Heute betreibt das GFZ gemeinsam mit der US-amerikanischen Weltraumagentur NASA eine auf das Erdschwerefeld spezialisierte Satellitenmission, die mehrere wissenschaftliche Durchbrüche ermöglichte: GRACE (2002 bis 2017) und GRACE Follow-On (seit 2018). Erstmals konnte der Eismassenverlust der großen Eisschilde auf Grönland und über der Antarktis beziffert werden. Außerdem ermöglicht die Mission, „mittels der Beobachtung von Massenverlagerungen nachzuverfolgen, wie Wasser sich im Untergrund verhält“, sagt Reinhard Hüttl, Vorstandsvorsitzender und Wissenschaftlicher Vorstand des Deutschen GeoForschungsZentrums GFZ. „Dieser Bereich war der Weltraum-gestützten Fernerkundung davor nicht zugänglich“, so Hüttl weiter, „und das hat uns neue Möglichkeiten eröffnet, Klimaveränderungen zu beobachten und zu quantifizieren.“
GRACE und GRACE FO sind der bisherige Höhepunkt einer Reihe von Missionen, die mit GFZ-1, seinerzeit liebevoll auch „Space-Trabi“ genannt, begonnen hat. Hinzu kommt die hochmoderne SLR-Station auf dem Telegrafenberg, die Teil eines weltumspannenden Netzwerkes ist. Die Potsdamer Laserstation kann die Entfernung zu Satelliten in Umlaufbahnen von 400 bis 25.000 Kilometern über der Erde mit einer Genauigkeit von etwa einem Zentimeter messen.
GFZ-1 diente auch dem „Training“ der Potsdamer SLR-Station. GFZ-1 zeigte sowohl die Möglichkeiten als auch die Schwierigkeiten der Verfolgung derart niedriger Ziele mit den jeweils modernsten SLR-Systemen. Zu den Möglichkeiten zählt die besonders exakte Vermessung des Erdschwerefeldes. Je tiefer der Satellit fliegt, desto mehr ist er den Einflüssen der Gravitation ausgesetzt. Das Problem dabei: Sonnenstürme wirbeln die oberen Atmosphärenschichten durcheinander, das turbulente „Weltraumwetter“ macht die Bahn des antriebslosen Satelliten unregelmäßig. Daher ist das Anpeilen mit Laserteleskopen umso schwieriger, je näher der Satellit der Erde ist. GFZ-1 kreiste zunächst in knapp 400 Kilometern Höhe um die Erde. Die letzte Messung erfolgte von Australien aus auf einer Höhe von 230 km. Danach verglühte der „Space Trabi“ am 23. Juni 1999 um 1 Uhr Weltzeit.

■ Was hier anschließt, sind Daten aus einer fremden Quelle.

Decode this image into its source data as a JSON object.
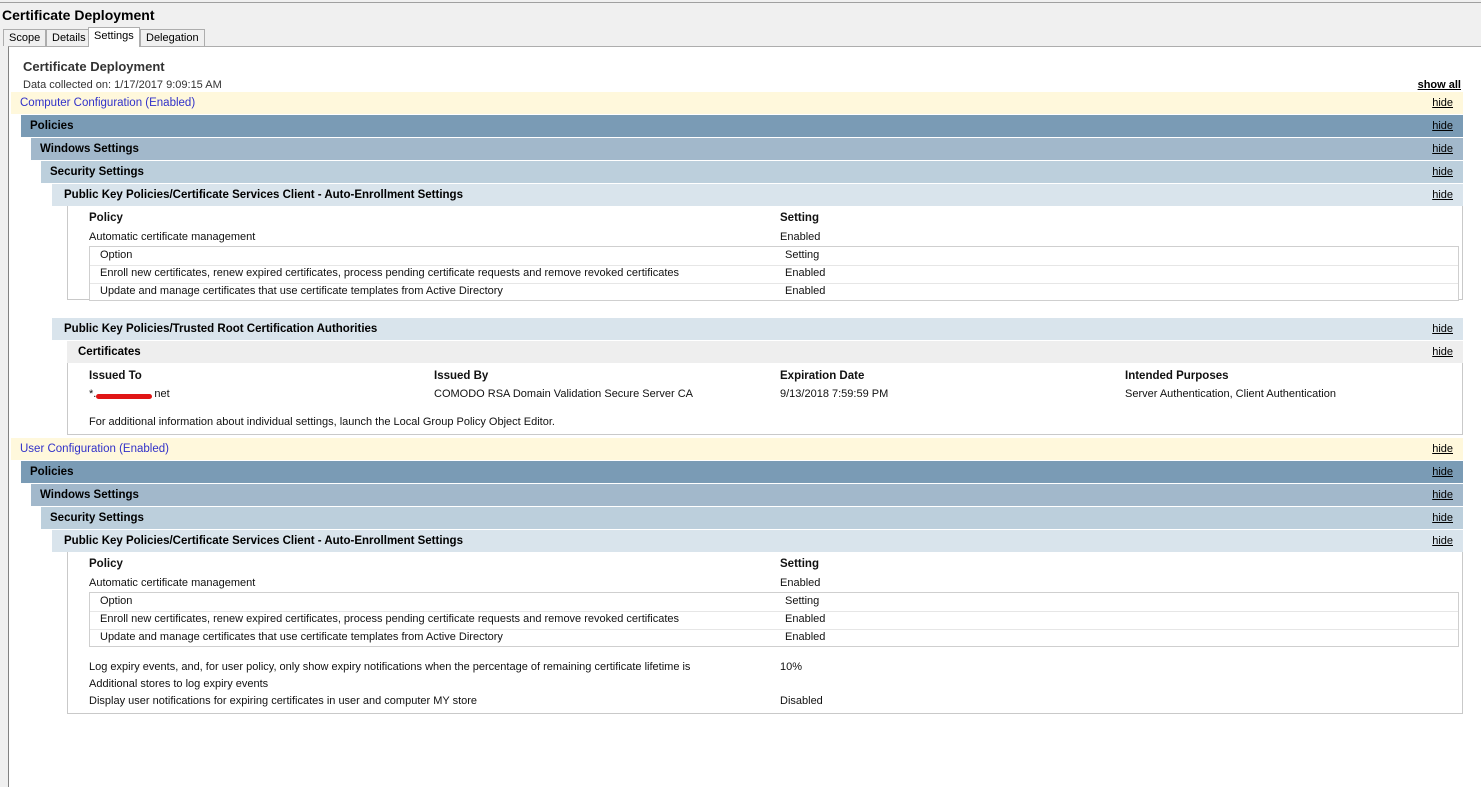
{
  "window_title": "Certificate Deployment",
  "tabs": [
    "Scope",
    "Details",
    "Settings",
    "Delegation"
  ],
  "active_tab": "Settings",
  "report": {
    "title": "Certificate Deployment",
    "data_collected": "Data collected on: 1/17/2017 9:09:15 AM",
    "show_all": "show all",
    "hide_label": "hide"
  },
  "computer": {
    "header": "Computer Configuration (Enabled)",
    "policies": "Policies",
    "windows_settings": "Windows Settings",
    "security_settings": "Security Settings",
    "autoenroll": {
      "header": "Public Key Policies/Certificate Services Client - Auto-Enrollment Settings",
      "col_policy": "Policy",
      "col_setting": "Setting",
      "policy_name": "Automatic certificate management",
      "policy_value": "Enabled",
      "options": [
        {
          "option": "Option",
          "setting": "Setting"
        },
        {
          "option": "Enroll new certificates, renew expired certificates, process pending certificate requests and remove revoked certificates",
          "setting": "Enabled"
        },
        {
          "option": "Update and manage certificates that use certificate templates from Active Directory",
          "setting": "Enabled"
        }
      ]
    },
    "trusted_root": {
      "header": "Public Key Policies/Trusted Root Certification Authorities",
      "certificates": "Certificates",
      "columns": [
        "Issued To",
        "Issued By",
        "Expiration Date",
        "Intended Purposes"
      ],
      "rows": [
        {
          "issued_to_prefix": "*.",
          "issued_to_suffix": "net",
          "issued_by": "COMODO RSA Domain Validation Secure Server CA",
          "expiration": "9/13/2018 7:59:59 PM",
          "purposes": "Server Authentication, Client Authentication"
        }
      ],
      "note": "For additional information about individual settings, launch the Local Group Policy Object Editor."
    }
  },
  "user": {
    "header": "User Configuration (Enabled)",
    "policies": "Policies",
    "windows_settings": "Windows Settings",
    "security_settings": "Security Settings",
    "autoenroll": {
      "header": "Public Key Policies/Certificate Services Client - Auto-Enrollment Settings",
      "col_policy": "Policy",
      "col_setting": "Setting",
      "policy_name": "Automatic certificate management",
      "policy_value": "Enabled",
      "options": [
        {
          "option": "Option",
          "setting": "Setting"
        },
        {
          "option": "Enroll new certificates, renew expired certificates, process pending certificate requests and remove revoked certificates",
          "setting": "Enabled"
        },
        {
          "option": "Update and manage certificates that use certificate templates from Active Directory",
          "setting": "Enabled"
        }
      ],
      "extra": [
        {
          "label": "Log expiry events, and, for user policy, only show expiry notifications when the percentage of remaining certificate lifetime is",
          "value": "10%"
        },
        {
          "label": "Additional stores to log expiry events",
          "value": ""
        },
        {
          "label": "Display user notifications for expiring certificates in user and computer MY store",
          "value": "Disabled"
        }
      ]
    }
  },
  "colors": {
    "config_header_bg": "#fff8dc",
    "config_header_text": "#3131c9",
    "policies_bg": "#7a9bb5",
    "windows_bg": "#a2b8cb",
    "security_bg": "#bccfdc",
    "category_bg": "#d9e4ec"
  }
}
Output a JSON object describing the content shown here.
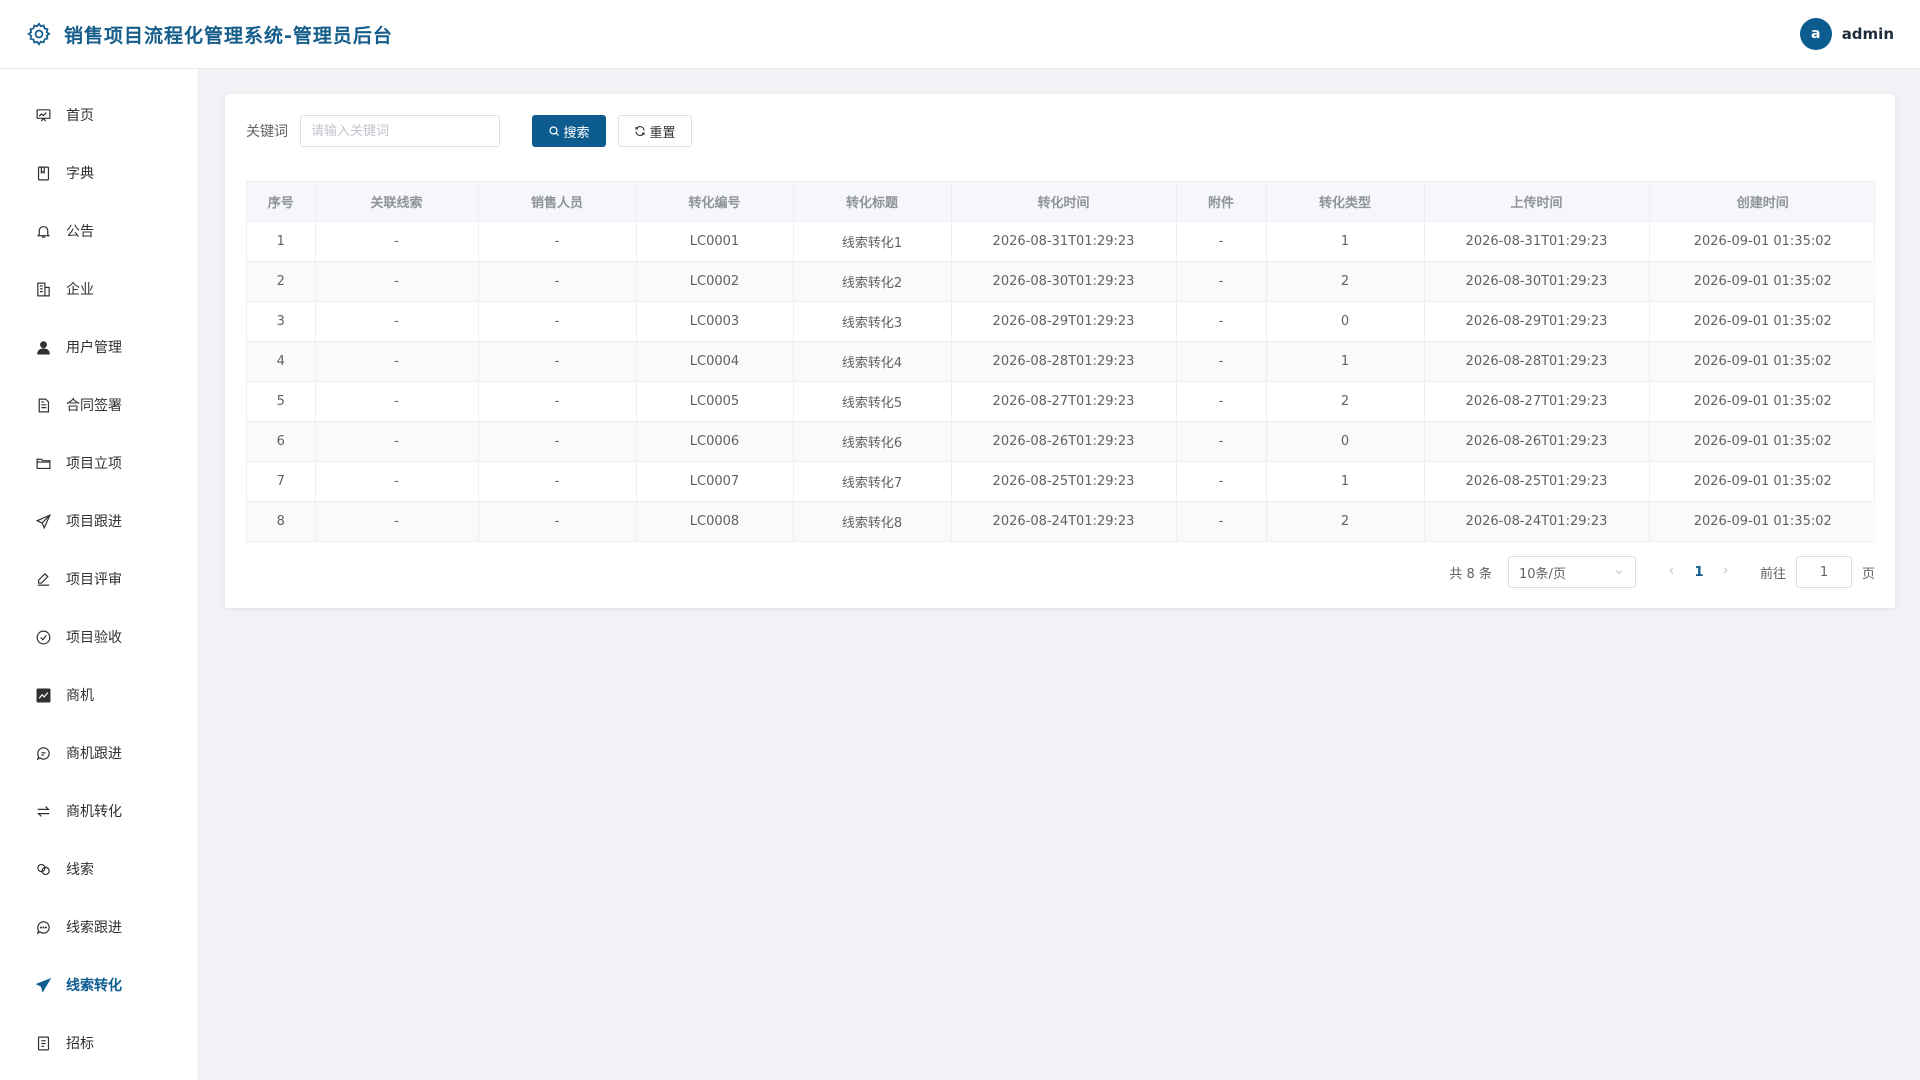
{
  "header": {
    "title": "销售项目流程化管理系统-管理员后台",
    "avatar_letter": "a",
    "username": "admin"
  },
  "sidebar": {
    "items": [
      {
        "label": "首页",
        "icon": "dashboard-icon"
      },
      {
        "label": "字典",
        "icon": "book-icon"
      },
      {
        "label": "公告",
        "icon": "bell-icon"
      },
      {
        "label": "企业",
        "icon": "building-icon"
      },
      {
        "label": "用户管理",
        "icon": "user-icon"
      },
      {
        "label": "合同签署",
        "icon": "document-icon"
      },
      {
        "label": "项目立项",
        "icon": "folder-icon"
      },
      {
        "label": "项目跟进",
        "icon": "send-icon"
      },
      {
        "label": "项目评审",
        "icon": "edit-icon"
      },
      {
        "label": "项目验收",
        "icon": "check-circle-icon"
      },
      {
        "label": "商机",
        "icon": "chart-icon"
      },
      {
        "label": "商机跟进",
        "icon": "chat-icon"
      },
      {
        "label": "商机转化",
        "icon": "switch-icon"
      },
      {
        "label": "线索",
        "icon": "link-icon"
      },
      {
        "label": "线索跟进",
        "icon": "chat-dots-icon"
      },
      {
        "label": "线索转化",
        "icon": "paper-plane-icon"
      },
      {
        "label": "招标",
        "icon": "tickets-icon"
      }
    ],
    "active_index": 15
  },
  "search": {
    "label": "关键词",
    "placeholder": "请输入关键词",
    "value": "",
    "search_btn": "搜索",
    "reset_btn": "重置"
  },
  "table": {
    "columns": [
      "序号",
      "关联线索",
      "销售人员",
      "转化编号",
      "转化标题",
      "转化时间",
      "附件",
      "转化类型",
      "上传时间",
      "创建时间"
    ],
    "rows": [
      [
        "1",
        "-",
        "-",
        "LC0001",
        "线索转化1",
        "2026-08-31T01:29:23",
        "-",
        "1",
        "2026-08-31T01:29:23",
        "2026-09-01 01:35:02"
      ],
      [
        "2",
        "-",
        "-",
        "LC0002",
        "线索转化2",
        "2026-08-30T01:29:23",
        "-",
        "2",
        "2026-08-30T01:29:23",
        "2026-09-01 01:35:02"
      ],
      [
        "3",
        "-",
        "-",
        "LC0003",
        "线索转化3",
        "2026-08-29T01:29:23",
        "-",
        "0",
        "2026-08-29T01:29:23",
        "2026-09-01 01:35:02"
      ],
      [
        "4",
        "-",
        "-",
        "LC0004",
        "线索转化4",
        "2026-08-28T01:29:23",
        "-",
        "1",
        "2026-08-28T01:29:23",
        "2026-09-01 01:35:02"
      ],
      [
        "5",
        "-",
        "-",
        "LC0005",
        "线索转化5",
        "2026-08-27T01:29:23",
        "-",
        "2",
        "2026-08-27T01:29:23",
        "2026-09-01 01:35:02"
      ],
      [
        "6",
        "-",
        "-",
        "LC0006",
        "线索转化6",
        "2026-08-26T01:29:23",
        "-",
        "0",
        "2026-08-26T01:29:23",
        "2026-09-01 01:35:02"
      ],
      [
        "7",
        "-",
        "-",
        "LC0007",
        "线索转化7",
        "2026-08-25T01:29:23",
        "-",
        "1",
        "2026-08-25T01:29:23",
        "2026-09-01 01:35:02"
      ],
      [
        "8",
        "-",
        "-",
        "LC0008",
        "线索转化8",
        "2026-08-24T01:29:23",
        "-",
        "2",
        "2026-08-24T01:29:23",
        "2026-09-01 01:35:02"
      ]
    ]
  },
  "pagination": {
    "total_text": "共 8 条",
    "page_size": "10条/页",
    "current_page": "1",
    "goto_label": "前往",
    "goto_value": "1",
    "page_suffix": "页"
  },
  "colors": {
    "primary": "#0d5c8f",
    "header_title": "#155d8a"
  }
}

Für das GFZ knüpfen sich zahlreiche Forschungsgebiete an diese Mission. Neben der Vermessung des Erdschwerefeldes und der SLR-Station auch die genauen Bahnbestimmungen von Navigationssatelliten, die Bestimmung von Wasserdampfgehalt der Atmosphäre (wichtig für Wetterdienste), die Erforschung des „Weltraumwetters“ und seiner Einflüsse auf Satelliten sowie die Messung von Grundwasser, Bodenfeuchte und Eismassenverlust. Mehrere Ausgründungen des GFZ hängen damit zusammen, die Firma DiGOS beispielsweise konzipiert und baut SLR-Stationen und wurde kürzlich mit dem Innovationspreis Berlin-Brandenburg ausgezeichnet.
Ein anderes, in Gründung befindendes „Start-up“ aus dem GFZ will landwirtschaftliche Betriebe, Rückversicherer oder Wasserversorger mit Daten zu Wasserressourcen beliefern.